19 de abril de 2016

As noites na cidade de Descoberta



Acredito que aquele era o melhor quarto da casa, minha cama era de casal, tinha uma luz bem em cima dela que eu ascendia quando entrava no quarto e apagava apertando um botão que ficava na cabeceira da cama, quando eu já estava deitada (até hoje, sonho em por uma dessa na minha casa).  Lá era interior, eu acordava bem cedo, com o som da natureza, natureza de verdade, cheiro de fazendo, os bichos dando com dia e o cheiro de café fresco fazendo cafuné até que eu despertasse.

Na varanda tinham varias redes e a brisa era a todo o momento, eu poderia mesmo ter tido boas férias, estava entre família. Bom, convenhamos que apesar de estar na casa dos meus avós paternos, precisávamos ter calma, pois eu estava conhecendo a todos naquele momento.

Lá, não pegava telefone, celular, internet, nem nada parecido com isso, tem épocas da nossa vida, em que só precisamos de lugares exatamente assim, aquele finzão do mundo, que não tenha nenhum meio de comunicação, te desconecte de tudo e te faça refletir.

Mas não. Não naquela época da minha vida. Eu tinha apenas dezoito anos, estava a alguns meses morando sozinha, tinha acabado de ser pedida em noivado, vivia rodeada de sociais e pessoas, morando no centro da cidade, aquela agitação, um blog no auge de visitas, redes sociais sempre movimentadas e todo esse ritmo desgovernado da  vida.

As manhãs eram calmas no interior, do interior, tudo era fresco, o almoço então nem se fala. As tardes eram tranquilas, leves, relaxantes, quase não ficávamos em casa, estávamos de férias e meu pai queria mesmo era me levar para conhecer os quatro cantos da cidade de Descoberta. O dia passava voando, até chegar a infinita e eterna noite.

Tudo parecia perfeito, tinha tudo para serem umas férias e tanto, o clima pedia isso, mas o sofrimento que me agarrava todo dia na hora de dormir, realmente mexeu demais com minha cabeça e dominou minhas vontades.

Eu ficava acordada por horas, mesmo com sono, o silêncio na casa era profundo, luzes apagadas, e por mais que meus olhos estivessem arregalados eu enxergava tudo preto, tudo escuro. De repente eu começava a me questionar, porque eu estava ali, o que eu estava fazendo naquele lugar, meu noivo, meus amigos, meus familiares, meu trabalho, minha vida, quanta loucura...

Quando eu percebia, já estava agarrada em uma almofada totalmente banhada em lágrimas. A noite doía muito no meu coração, a sensação de que nunca mais veria ninguém controlava qualquer pensamento positivo que eu forçasse a ter.  Eu só queria estar em casa, feito animal fora do casulo.

Imaginariamente, sentia o abraço da minha tia (que fez o papel de pai na minha vida), queria ouvia a voz da minha mãe, via o André ali comigo. Me dava conta da solidão então, apertava os olhos, orava e adormecia sofrendo. Dai comecei a não conseguir ter mais um dia se quer agradável das férias. 

Alguns dizem que eu não me adaptei na vida calma do interior, outros dizem que eu detestei meus novos parentes, o ciúme do meu pai culpa meu noivo, o coração da minha mãe diz que foi a insegurança, eu mesma, nem sei o que houve, mas acho que criar um motivo não faz sentido, eu estava vivendo uma explosão de situações. Eu tinha dezoito anos e estava embarcada em um avião com destino a um lugar novo, desconhecido e desaparecido do mapa.

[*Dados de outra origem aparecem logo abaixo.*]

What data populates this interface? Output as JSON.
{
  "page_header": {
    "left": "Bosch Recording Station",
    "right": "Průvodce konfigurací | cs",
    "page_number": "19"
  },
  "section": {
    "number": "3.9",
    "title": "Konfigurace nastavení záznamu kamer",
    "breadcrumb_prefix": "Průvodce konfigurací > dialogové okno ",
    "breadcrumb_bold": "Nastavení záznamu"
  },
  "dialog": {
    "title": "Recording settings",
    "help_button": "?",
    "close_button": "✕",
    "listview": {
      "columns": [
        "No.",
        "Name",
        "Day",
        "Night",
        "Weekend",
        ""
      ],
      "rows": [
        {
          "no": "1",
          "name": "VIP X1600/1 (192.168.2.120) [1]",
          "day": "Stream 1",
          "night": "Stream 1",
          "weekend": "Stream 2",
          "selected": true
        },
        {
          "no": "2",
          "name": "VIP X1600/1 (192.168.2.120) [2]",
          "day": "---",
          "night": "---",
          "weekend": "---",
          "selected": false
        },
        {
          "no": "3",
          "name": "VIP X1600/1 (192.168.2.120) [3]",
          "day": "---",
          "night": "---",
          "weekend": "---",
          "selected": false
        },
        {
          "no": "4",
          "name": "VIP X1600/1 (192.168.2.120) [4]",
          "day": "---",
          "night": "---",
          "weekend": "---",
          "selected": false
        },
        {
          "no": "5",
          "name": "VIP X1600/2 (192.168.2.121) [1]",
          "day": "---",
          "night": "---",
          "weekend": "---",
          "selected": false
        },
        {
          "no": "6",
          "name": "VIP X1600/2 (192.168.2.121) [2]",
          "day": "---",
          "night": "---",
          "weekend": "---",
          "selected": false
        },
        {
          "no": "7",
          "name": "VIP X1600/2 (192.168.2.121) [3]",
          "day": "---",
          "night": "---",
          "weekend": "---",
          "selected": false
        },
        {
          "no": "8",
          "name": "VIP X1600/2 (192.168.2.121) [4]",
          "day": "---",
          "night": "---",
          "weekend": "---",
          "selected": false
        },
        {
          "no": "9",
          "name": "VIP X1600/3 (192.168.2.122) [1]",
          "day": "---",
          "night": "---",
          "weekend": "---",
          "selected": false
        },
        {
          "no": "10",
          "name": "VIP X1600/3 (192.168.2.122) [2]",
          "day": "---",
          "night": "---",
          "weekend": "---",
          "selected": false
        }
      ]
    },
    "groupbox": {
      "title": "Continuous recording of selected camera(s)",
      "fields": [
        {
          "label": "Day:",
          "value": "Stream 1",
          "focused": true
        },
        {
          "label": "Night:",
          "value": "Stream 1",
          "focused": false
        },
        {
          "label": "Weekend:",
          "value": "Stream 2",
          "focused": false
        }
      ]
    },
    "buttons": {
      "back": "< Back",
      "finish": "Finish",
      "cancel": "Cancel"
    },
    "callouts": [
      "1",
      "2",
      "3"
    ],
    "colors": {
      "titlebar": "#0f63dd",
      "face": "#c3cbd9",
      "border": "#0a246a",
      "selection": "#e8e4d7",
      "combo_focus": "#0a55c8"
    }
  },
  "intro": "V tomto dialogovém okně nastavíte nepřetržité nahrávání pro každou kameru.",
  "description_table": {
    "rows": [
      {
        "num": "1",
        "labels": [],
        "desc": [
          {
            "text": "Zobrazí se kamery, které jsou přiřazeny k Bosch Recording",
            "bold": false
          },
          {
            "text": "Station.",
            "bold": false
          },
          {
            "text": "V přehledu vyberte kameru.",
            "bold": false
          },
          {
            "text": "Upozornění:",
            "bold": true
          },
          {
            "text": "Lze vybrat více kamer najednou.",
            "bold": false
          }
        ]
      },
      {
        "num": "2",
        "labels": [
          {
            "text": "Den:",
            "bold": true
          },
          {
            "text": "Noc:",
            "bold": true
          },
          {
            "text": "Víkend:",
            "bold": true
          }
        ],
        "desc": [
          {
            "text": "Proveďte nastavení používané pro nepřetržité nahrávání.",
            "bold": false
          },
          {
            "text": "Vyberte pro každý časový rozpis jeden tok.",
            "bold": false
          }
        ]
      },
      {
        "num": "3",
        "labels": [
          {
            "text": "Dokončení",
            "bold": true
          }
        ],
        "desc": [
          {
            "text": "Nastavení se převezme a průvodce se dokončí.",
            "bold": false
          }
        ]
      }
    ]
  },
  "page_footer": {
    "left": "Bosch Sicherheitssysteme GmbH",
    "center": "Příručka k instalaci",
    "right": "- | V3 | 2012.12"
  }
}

Na minha mala só havia perguntas, duvidas, questionamentos e interrogações. Conhecer seu pai aos dezoito anos é curioso, você se pega com afinidade e amando alguém até então estranho, como se você conhecesse desde que nasceu, de repente tem uns lapsos  de angustia, de tristeza, de amor, de felicidade, de emoção e fica nessa montanha russa de sentimentos.

Já me vi fraca por diversas vezes, em perigo, desprotegida e ate insegura, mas, se tivesse que criar um top dessas situações, com certeza essas noites estariam em primeiro lugar. Acho que toda a explicação fica nesses dois últimos parágrafos, pudera... Essa foi sem duvidas uma das maiores e melhores experiências que já vivi.